Clothing retailer Accent Group has said it is under investigation by ASIC and has downgraded its half-year earnings guidance, with shares falling 13.4%.
ASIC is investigating Accent for potential insider trading of the company’s shares between 23 May and 10 June 2025. Accent’s brands include The Athlete’s Foot, Platypus, and Glue Store.
“The Company has received notices from ASIC requiring it to provide all reasonable assistance (including the production of documents) in connection with an ASIC investigation,” wrote Accent in an ASX announcement.
No charges have been filed and there are no specific allegations against Accent, the company said. “The Company has cooperated with ASIC and intends to continue to do so.”
According to Accent, ASIC has told the company to preserve communications from CEO Daniel Agostinelli, non-executive director Michael Hapgood, and another senior employee.
Accent said Agostinelli’s on-market share sales were pre-approved by the company’s then-chair David Gordon, and that Agostinelli has the board’s support as CEO. Hapgood has denied trading in Accent’s shares during the investigated time period.

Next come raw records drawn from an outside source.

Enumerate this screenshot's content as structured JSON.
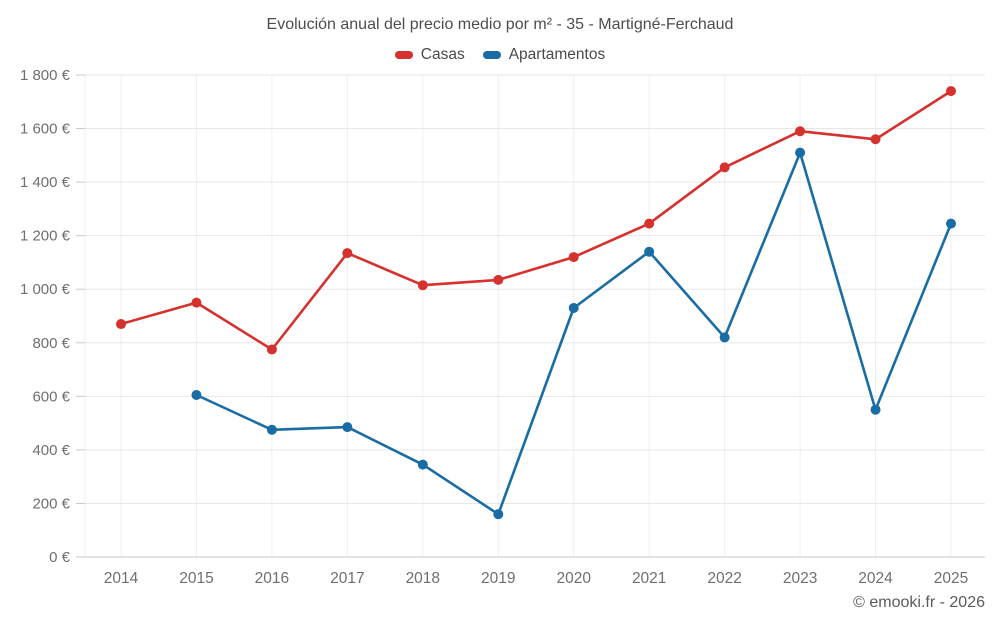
{
  "chart_data": {
    "type": "line",
    "title": "Evolución anual del precio medio por m² - 35 - Martigné-Ferchaud",
    "categories": [
      "2014",
      "2015",
      "2016",
      "2017",
      "2018",
      "2019",
      "2020",
      "2021",
      "2022",
      "2023",
      "2024",
      "2025"
    ],
    "series": [
      {
        "name": "Casas",
        "color": "#d5312d",
        "values": [
          870,
          950,
          775,
          1135,
          1015,
          1035,
          1120,
          1245,
          1455,
          1590,
          1560,
          1740
        ]
      },
      {
        "name": "Apartamentos",
        "color": "#1a6ca4",
        "values": [
          null,
          605,
          475,
          485,
          345,
          160,
          930,
          1140,
          820,
          1510,
          550,
          1245
        ]
      }
    ],
    "ylim": [
      0,
      1800
    ],
    "ytick_step": 200,
    "ytick_labels": [
      "0 €",
      "200 €",
      "400 €",
      "600 €",
      "800 €",
      "1 000 €",
      "1 200 €",
      "1 400 €",
      "1 600 €",
      "1 800 €"
    ],
    "grid": true,
    "legend_position": "top",
    "xlabel": "",
    "ylabel": ""
  },
  "footer": {
    "text": "© emooki.fr - 2026"
  },
  "colors": {
    "casas": "#d5312d",
    "apartamentos": "#1a6ca4",
    "grid_horizontal": "#e7e7e7",
    "grid_vertical": "#efefef",
    "axis": "#c9c9c9",
    "tick_label": "#6f6f6f",
    "title_text": "#4d4d4d"
  }
}
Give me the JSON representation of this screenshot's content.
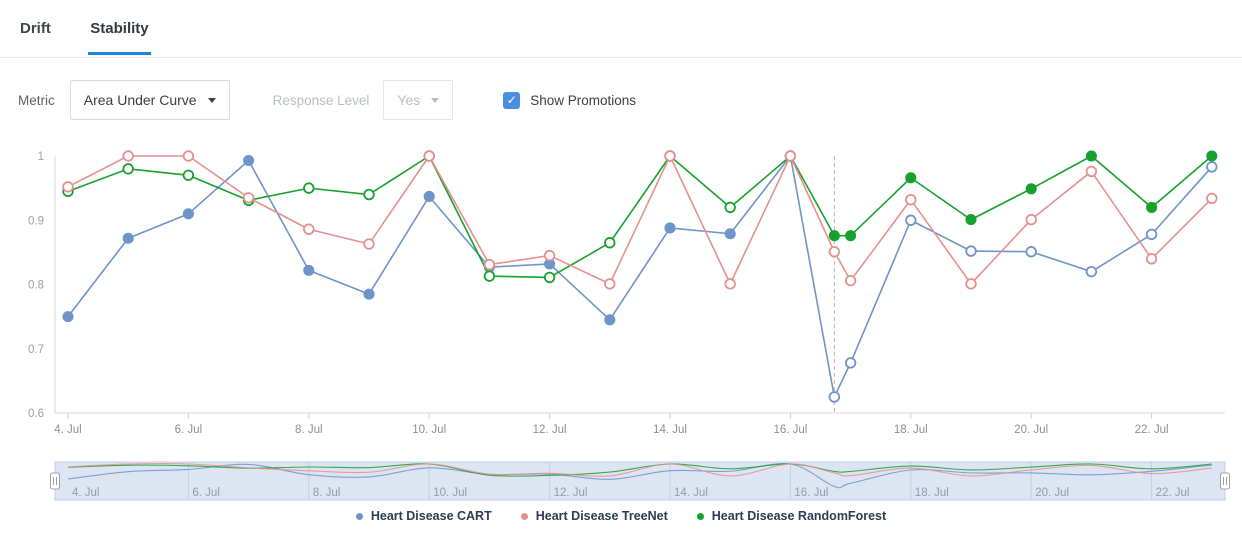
{
  "tabs": [
    {
      "label": "Drift",
      "active": false
    },
    {
      "label": "Stability",
      "active": true
    }
  ],
  "controls": {
    "metric_label": "Metric",
    "metric_value": "Area Under Curve",
    "response_level_label": "Response Level",
    "response_level_value": "Yes",
    "response_level_disabled": true,
    "show_promotions_label": "Show Promotions",
    "show_promotions_checked": true,
    "checkmark": "✓"
  },
  "colors": {
    "accent_blue": "#1d82e2",
    "checkbox_blue": "#4a90e2",
    "axis_line": "#d8dade",
    "axis_text": "#9aa0a6",
    "promotion_line": "#b5b5b5",
    "navigator_fill": "#dde4f2",
    "navigator_border": "#c5cee1",
    "navigator_text": "#939cb0"
  },
  "chart_data": {
    "type": "line",
    "title": "",
    "xlabel": "",
    "ylabel": "",
    "x_unit": "day_of_july",
    "ylim": [
      0.6,
      1.0
    ],
    "grid": false,
    "legend_position": "bottom",
    "y_ticks": [
      {
        "v": 1,
        "label": "1"
      },
      {
        "v": 0.9,
        "label": "0.9"
      },
      {
        "v": 0.8,
        "label": "0.8"
      },
      {
        "v": 0.7,
        "label": "0.7"
      },
      {
        "v": 0.6,
        "label": "0.6"
      }
    ],
    "x_ticks": [
      {
        "d": 4,
        "label": "4. Jul"
      },
      {
        "d": 6,
        "label": "6. Jul"
      },
      {
        "d": 8,
        "label": "8. Jul"
      },
      {
        "d": 10,
        "label": "10. Jul"
      },
      {
        "d": 12,
        "label": "12. Jul"
      },
      {
        "d": 14,
        "label": "14. Jul"
      },
      {
        "d": 16,
        "label": "16. Jul"
      },
      {
        "d": 18,
        "label": "18. Jul"
      },
      {
        "d": 20,
        "label": "20. Jul"
      },
      {
        "d": 22,
        "label": "22. Jul"
      }
    ],
    "x": [
      4,
      5,
      6,
      7,
      8,
      9,
      10,
      11,
      12,
      13,
      14,
      15,
      16,
      16.73,
      17,
      18,
      19,
      20,
      21,
      22,
      23
    ],
    "promotions": [
      {
        "x": 16.73
      }
    ],
    "series": [
      {
        "name": "Heart Disease CART",
        "color": "#6e94c9",
        "values": [
          0.75,
          0.872,
          0.91,
          0.993,
          0.822,
          0.785,
          0.937,
          0.827,
          0.832,
          0.745,
          0.888,
          0.879,
          1.0,
          0.625,
          0.678,
          0.9,
          0.852,
          0.851,
          0.82,
          0.878,
          0.983
        ],
        "marker_filled": [
          true,
          true,
          true,
          true,
          true,
          true,
          true,
          true,
          true,
          true,
          true,
          true,
          true,
          false,
          false,
          false,
          false,
          false,
          false,
          false,
          false
        ]
      },
      {
        "name": "Heart Disease RandomForest",
        "color": "#18a12c",
        "values": [
          0.945,
          0.98,
          0.97,
          0.931,
          0.95,
          0.94,
          1.0,
          0.813,
          0.811,
          0.865,
          1.0,
          0.92,
          1.0,
          0.876,
          0.876,
          0.966,
          0.901,
          0.949,
          1.0,
          0.92,
          1.0
        ],
        "marker_filled": [
          false,
          false,
          false,
          false,
          false,
          false,
          false,
          false,
          false,
          false,
          false,
          false,
          false,
          true,
          true,
          true,
          true,
          true,
          true,
          true,
          true
        ]
      },
      {
        "name": "Heart Disease TreeNet",
        "color": "#e78f8f",
        "values": [
          0.952,
          1.0,
          1.0,
          0.935,
          0.886,
          0.863,
          1.0,
          0.831,
          0.845,
          0.801,
          1.0,
          0.801,
          1.0,
          0.851,
          0.806,
          0.932,
          0.801,
          0.901,
          0.976,
          0.84,
          0.934
        ],
        "marker_filled": [
          false,
          false,
          false,
          false,
          false,
          false,
          false,
          false,
          false,
          false,
          false,
          false,
          false,
          false,
          false,
          false,
          false,
          false,
          false,
          false,
          false
        ]
      }
    ],
    "legend_order": [
      0,
      2,
      1
    ]
  }
}
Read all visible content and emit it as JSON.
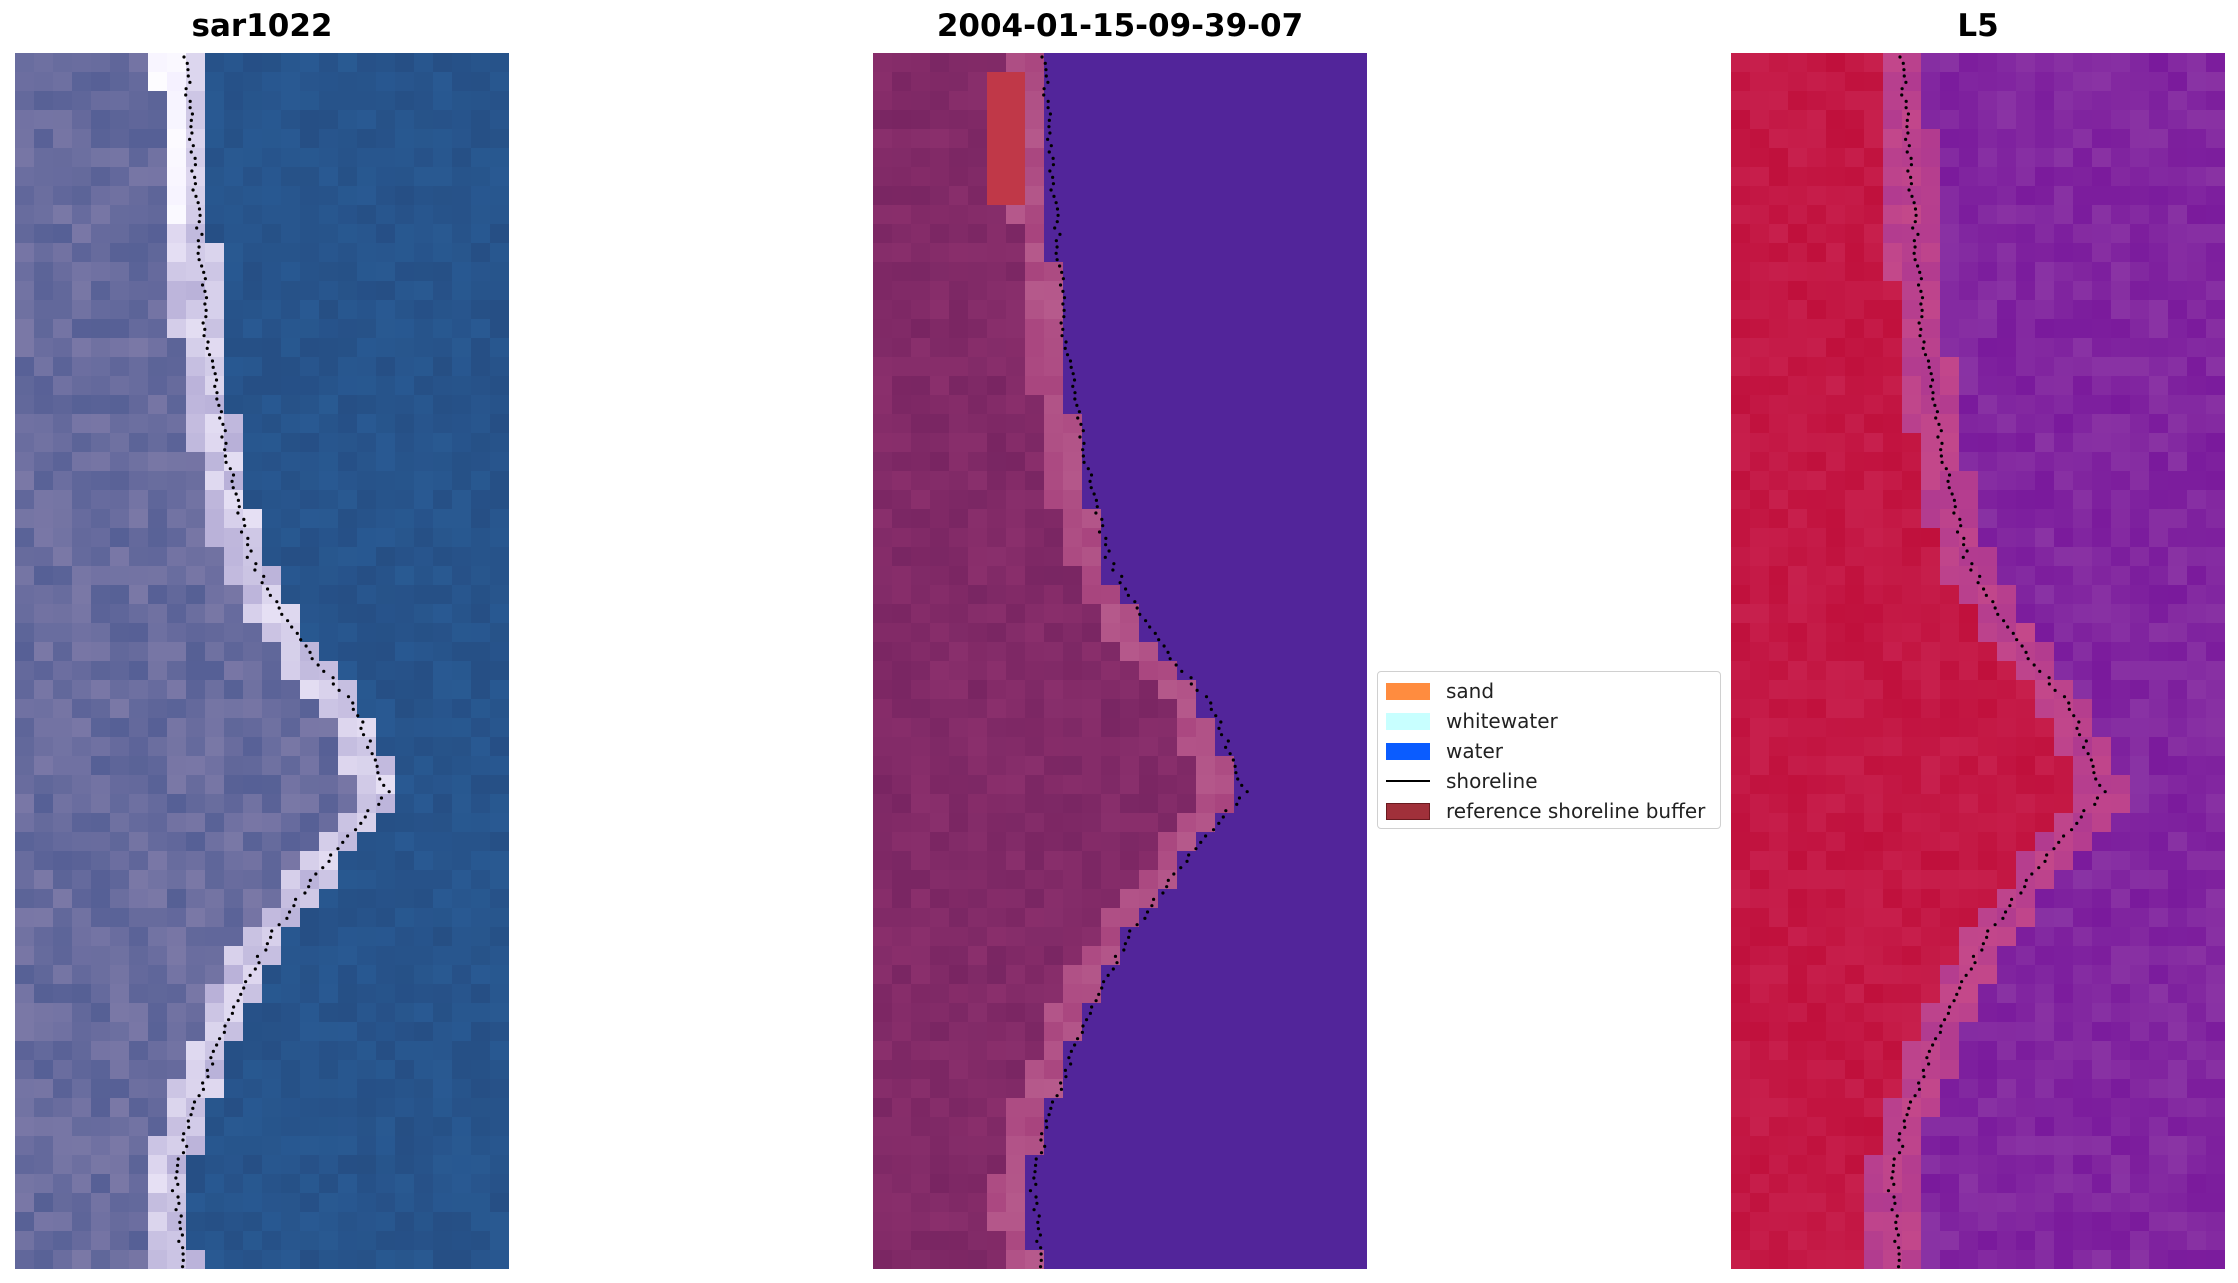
{
  "panels": [
    {
      "id": "rgb",
      "title": "sar1022"
    },
    {
      "id": "class",
      "title": "2004-01-15-09-39-07"
    },
    {
      "id": "index",
      "title": "L5"
    }
  ],
  "legend": {
    "items": [
      {
        "label": "sand",
        "type": "patch",
        "color": "#ff8c3f"
      },
      {
        "label": "whitewater",
        "type": "patch",
        "color": "#c8ffff"
      },
      {
        "label": "water",
        "type": "patch",
        "color": "#0a5cff"
      },
      {
        "label": "shoreline",
        "type": "line",
        "color": "#000000"
      },
      {
        "label": "reference shoreline buffer",
        "type": "patch",
        "color": "#a0303a"
      }
    ]
  },
  "colors": {
    "rgb_water": "#2a5e98",
    "rgb_beach": "#8f86b0",
    "class_sand": "#8a2f6c",
    "class_water": "#52259a",
    "index_land": "#c0103c",
    "index_water": "#7a1a9c"
  }
}
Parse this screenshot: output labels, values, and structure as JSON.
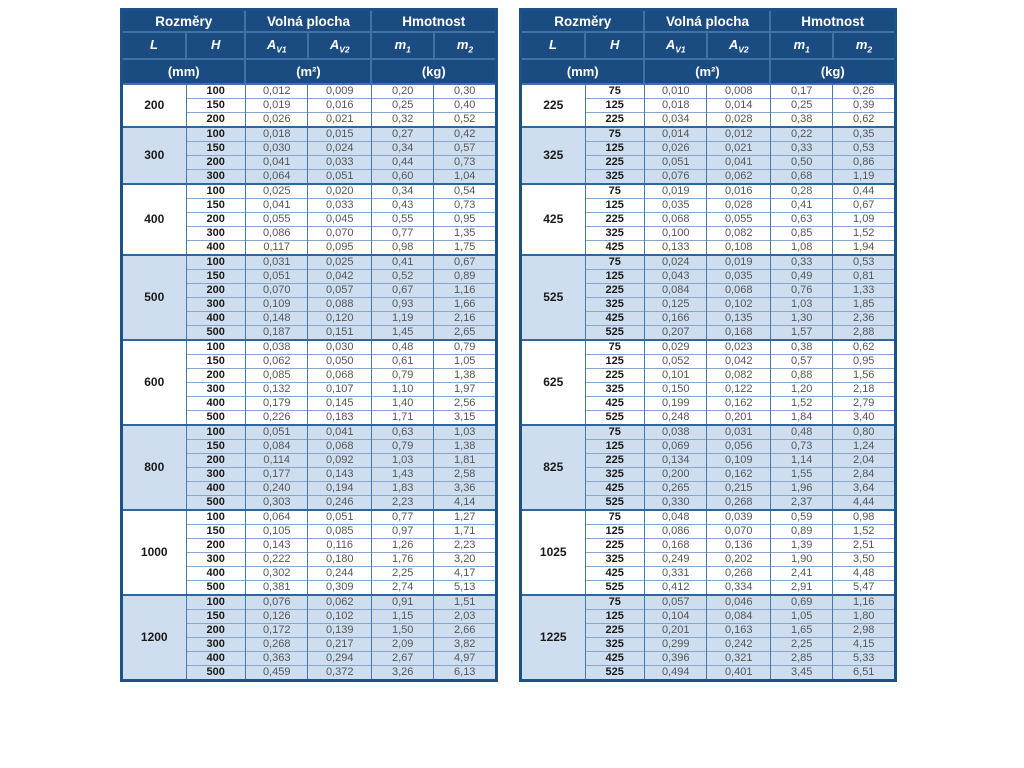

Accent also lowered its earnings forecast for fiscal 2026’s second half. It now projects EBIT of A$23-28 million, down from the $30-35 million guidance it issued in February.
“Following the escalation in geopolitical tensions in late March, which contributed to higher fuel prices and a significant deterioration in consumer confidence, both sales and gross margin were adversely impacted during April,” it wrote.
Shares in Accent (ASX: AX1) were trading 13.4% lower at $0.54 by 3:15 pm AEST (5:15 am GMT). Its market capitalisation is $321.63 million.